Mining is one of the core sectors and growth driver of Indian economy. Minerals and ores provide basic raw materials to many important industries like power generation (thermal), iron and steel, cement, petroleum and natural gas, petrochemicals, fertilisers, precious & semi-precious metals/stones, electrical and electronics equipment, glass, ceramics etc.
The COVID 19 pandemic has adversely affected the mining of ferrous, non-ferrous and minor minerals. The operations of mines - iron ore, coking coal, thermal coal, limestone, dolomite, manganese and chromite and running of ferro alloy and pellet plants (which supply raw material to steel plants) covered under "essential services" and exempted from the nation wide lockdown
The mine owners and operators are finding it difficult to carry mining activities. This is due to business disruptions and operational difficulties (non-availability of requisite workforce, restriction on free movement of men and material, high risk of spread of pandemic, disruption of port operation), exacerbated by fall in demand from downstream industries and manufacturers of white goods. Stopping production and shutting down the smelters, blast furnace is a costly affair and generally not a viable option.
The mining industry is liable to pay various types of taxes - direct taxes (Corporate Income Tax or Minimum Alternative Tax), indirect taxes (Custom Duty, Service Tax, Value Added Tax etc.) and mining levies (Royalty or Dead Rent, contribution to National Mineral Exploration Trust and District Mineral Foundation, Surface Rent, etc., if applicable). While these taxes and levies are a big source of revenue for the Government, they have added to the woes of the mine operators and developers.

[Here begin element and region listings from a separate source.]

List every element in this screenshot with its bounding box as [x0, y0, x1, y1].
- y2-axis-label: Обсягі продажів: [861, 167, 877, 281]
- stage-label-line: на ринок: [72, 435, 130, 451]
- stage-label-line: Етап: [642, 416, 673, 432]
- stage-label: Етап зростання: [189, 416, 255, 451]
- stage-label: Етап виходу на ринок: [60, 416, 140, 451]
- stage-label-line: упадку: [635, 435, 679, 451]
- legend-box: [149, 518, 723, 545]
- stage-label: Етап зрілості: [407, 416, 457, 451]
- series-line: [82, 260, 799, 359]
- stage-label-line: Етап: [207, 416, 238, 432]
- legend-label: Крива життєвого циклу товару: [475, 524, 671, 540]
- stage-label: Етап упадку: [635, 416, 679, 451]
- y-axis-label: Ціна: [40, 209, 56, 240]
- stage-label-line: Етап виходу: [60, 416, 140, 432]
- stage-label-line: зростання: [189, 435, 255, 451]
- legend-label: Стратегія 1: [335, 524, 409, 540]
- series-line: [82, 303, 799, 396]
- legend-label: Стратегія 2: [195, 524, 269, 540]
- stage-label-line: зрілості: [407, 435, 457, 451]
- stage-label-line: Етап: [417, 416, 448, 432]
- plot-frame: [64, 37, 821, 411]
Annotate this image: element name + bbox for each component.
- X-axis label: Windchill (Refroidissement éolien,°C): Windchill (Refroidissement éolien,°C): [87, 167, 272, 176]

Despite various steps taken by the Central Government to encourage liquidity, foreign investment and to remove policy and regulatory hurdles, the banks and NBFCs have always been wary of lending to mining sector; primarily due high risk, large exposure and small margins. The lockdown has further battered this ailing sector.

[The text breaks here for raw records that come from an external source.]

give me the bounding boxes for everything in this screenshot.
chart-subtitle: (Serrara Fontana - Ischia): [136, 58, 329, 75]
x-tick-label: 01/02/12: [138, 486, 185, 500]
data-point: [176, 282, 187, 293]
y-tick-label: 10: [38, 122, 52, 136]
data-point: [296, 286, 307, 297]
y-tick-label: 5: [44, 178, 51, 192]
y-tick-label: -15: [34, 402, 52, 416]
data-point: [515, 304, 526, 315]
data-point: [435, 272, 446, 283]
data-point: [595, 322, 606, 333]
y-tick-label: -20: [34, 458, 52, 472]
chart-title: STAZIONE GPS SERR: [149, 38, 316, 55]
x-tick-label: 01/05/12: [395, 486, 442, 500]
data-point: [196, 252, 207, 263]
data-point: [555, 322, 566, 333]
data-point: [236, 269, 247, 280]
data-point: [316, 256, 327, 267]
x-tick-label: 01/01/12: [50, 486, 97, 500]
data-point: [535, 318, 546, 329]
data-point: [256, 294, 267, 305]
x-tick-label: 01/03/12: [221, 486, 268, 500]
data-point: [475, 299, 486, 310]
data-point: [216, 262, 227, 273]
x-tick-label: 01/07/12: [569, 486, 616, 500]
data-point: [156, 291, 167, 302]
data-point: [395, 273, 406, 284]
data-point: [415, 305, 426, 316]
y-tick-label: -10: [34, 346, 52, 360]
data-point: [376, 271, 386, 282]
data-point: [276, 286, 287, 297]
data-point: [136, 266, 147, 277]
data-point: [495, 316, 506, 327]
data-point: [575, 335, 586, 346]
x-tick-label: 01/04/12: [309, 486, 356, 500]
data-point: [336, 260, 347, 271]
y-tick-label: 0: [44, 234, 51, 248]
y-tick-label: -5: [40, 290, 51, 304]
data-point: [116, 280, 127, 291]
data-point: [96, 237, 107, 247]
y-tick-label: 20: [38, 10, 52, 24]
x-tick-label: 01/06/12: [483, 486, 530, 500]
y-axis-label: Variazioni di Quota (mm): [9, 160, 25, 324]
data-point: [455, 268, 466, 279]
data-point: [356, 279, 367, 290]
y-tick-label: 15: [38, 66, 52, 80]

In light of the current COVID-19 pandemic, the mine owners and operators are facing a new challenge. They need to ascertain their rights and obligation under the existing mining lease agreement, finance documents, project and construction finance, equipment lease, subcontracts of various mining operation, drilling contracts, off take agreements, advance purchase and sale agreement and other related contracts. They also need to factor whether any event of default, force majeure, frustration, change in law, material adverse change has triggered in any of the agreements.
The finance documents are required to be carefully considered for continuing representations, undertakings, covenants (positive and negative) given by the borrowers to the lenders (Indian or foreign), securities offered, guarantees, indemnities, performance bonds, liquidated damages. In fact, as a usual practice, the borrowers are also required to maintain debt-equity ratios, manage cross default risk and provide additional security in case the same is eroded.

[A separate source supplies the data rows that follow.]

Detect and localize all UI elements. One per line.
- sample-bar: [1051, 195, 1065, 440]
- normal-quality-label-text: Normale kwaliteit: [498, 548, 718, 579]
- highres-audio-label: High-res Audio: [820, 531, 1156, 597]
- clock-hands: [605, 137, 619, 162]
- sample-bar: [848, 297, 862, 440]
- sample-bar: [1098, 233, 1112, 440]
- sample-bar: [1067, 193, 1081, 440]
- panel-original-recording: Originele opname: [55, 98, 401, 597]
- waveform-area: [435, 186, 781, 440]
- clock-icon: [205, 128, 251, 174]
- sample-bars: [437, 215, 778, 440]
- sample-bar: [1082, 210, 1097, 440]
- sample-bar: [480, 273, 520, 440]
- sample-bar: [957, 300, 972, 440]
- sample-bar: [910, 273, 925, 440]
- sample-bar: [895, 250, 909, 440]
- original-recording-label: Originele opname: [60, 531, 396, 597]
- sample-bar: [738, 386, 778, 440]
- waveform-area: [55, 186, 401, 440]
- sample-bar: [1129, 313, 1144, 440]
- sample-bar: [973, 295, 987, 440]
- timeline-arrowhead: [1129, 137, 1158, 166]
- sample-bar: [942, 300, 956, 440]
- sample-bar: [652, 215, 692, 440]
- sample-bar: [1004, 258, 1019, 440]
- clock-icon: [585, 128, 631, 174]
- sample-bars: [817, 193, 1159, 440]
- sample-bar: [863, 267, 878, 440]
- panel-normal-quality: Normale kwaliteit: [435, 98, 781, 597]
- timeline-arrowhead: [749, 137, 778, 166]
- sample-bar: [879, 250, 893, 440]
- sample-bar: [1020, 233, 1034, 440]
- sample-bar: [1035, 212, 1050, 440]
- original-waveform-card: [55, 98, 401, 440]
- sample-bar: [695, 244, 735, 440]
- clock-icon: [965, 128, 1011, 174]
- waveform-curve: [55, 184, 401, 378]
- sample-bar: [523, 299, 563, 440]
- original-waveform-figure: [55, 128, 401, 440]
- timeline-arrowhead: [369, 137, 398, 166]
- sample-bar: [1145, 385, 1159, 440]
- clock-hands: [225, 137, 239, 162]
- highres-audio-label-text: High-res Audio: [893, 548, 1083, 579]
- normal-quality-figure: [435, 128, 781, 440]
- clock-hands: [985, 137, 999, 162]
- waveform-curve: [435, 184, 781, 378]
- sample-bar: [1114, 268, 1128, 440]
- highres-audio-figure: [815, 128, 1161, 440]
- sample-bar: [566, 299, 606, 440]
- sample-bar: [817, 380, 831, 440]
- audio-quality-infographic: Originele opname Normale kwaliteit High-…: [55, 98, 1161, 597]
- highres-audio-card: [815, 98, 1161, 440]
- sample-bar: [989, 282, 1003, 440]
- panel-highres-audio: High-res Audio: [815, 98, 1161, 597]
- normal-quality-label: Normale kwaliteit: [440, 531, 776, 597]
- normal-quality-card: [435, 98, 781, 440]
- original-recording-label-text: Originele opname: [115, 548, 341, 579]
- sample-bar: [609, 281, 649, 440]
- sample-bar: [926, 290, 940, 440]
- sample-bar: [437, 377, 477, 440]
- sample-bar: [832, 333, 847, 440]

Mine owners and operators as part of their contractual understanding are required to take insurance cover for which they pay hefty premium. The existing insurance policies need to be vetted to ascertain whether the same has adequate force majeure clause, endorsements to cover loss of profit, loss due to business interruption - whether property damage or even arising out of shutdown due to pandemic or whether the policies exclude coverage for virus, contagious disease or bacteria.
In this article, we have limited ourselves to highlighting few areas of concern for mine owners and operators without delving into the meaning and concept or analysing the application and consequences of the same.
You may read other Articles authored by our Firm on force majeure here.
The Government of India has taken several steps to help industries brave the aftermath of the pandemic. On May 16, 2020, the Finance Minister of India has, in continuation to the economic stimulus package in light of COVID-19, announced certain structural reforms in relation to cola and other minerals.
The decision to permit commercial coal mining on revenue sharing basis, with easy entry and exit norm is viewed as an attempt to attract and allow domestic as well as global players to help ramp up coal production in India.
A composite exploration-cum-mining-cum-production regime has been introduced in mineral sector and 500 blocks are proposed to be auctioned through an open and transparent auction process. Joint auction of bauxite and coal mineral blocks has also been introduced to enhance the competitiveness of aluminum industry. The Cabinet Committee on Economic Affairs has approved the methodology for auction of coal and lignite mines.
Even the distinction between captive and noncaptive mining has been abolished. This not only removes the preference which was earlier given to captive miner but also allows the captive mine owners to sell their output in the open market. The Government has taken initiatives in the right direction and has paved the way forward amid challenges.
The reforms initiated by the Government are aimed to impact the sectors which are considered new horizons of growth, with the aim to unleash new investment, boost production and creat jobs. During these challenging times it is essential that the mine owners and operators take steps to carefully analyse and effectively navigate the legal challenges and propel the mining industry towards a new dawn.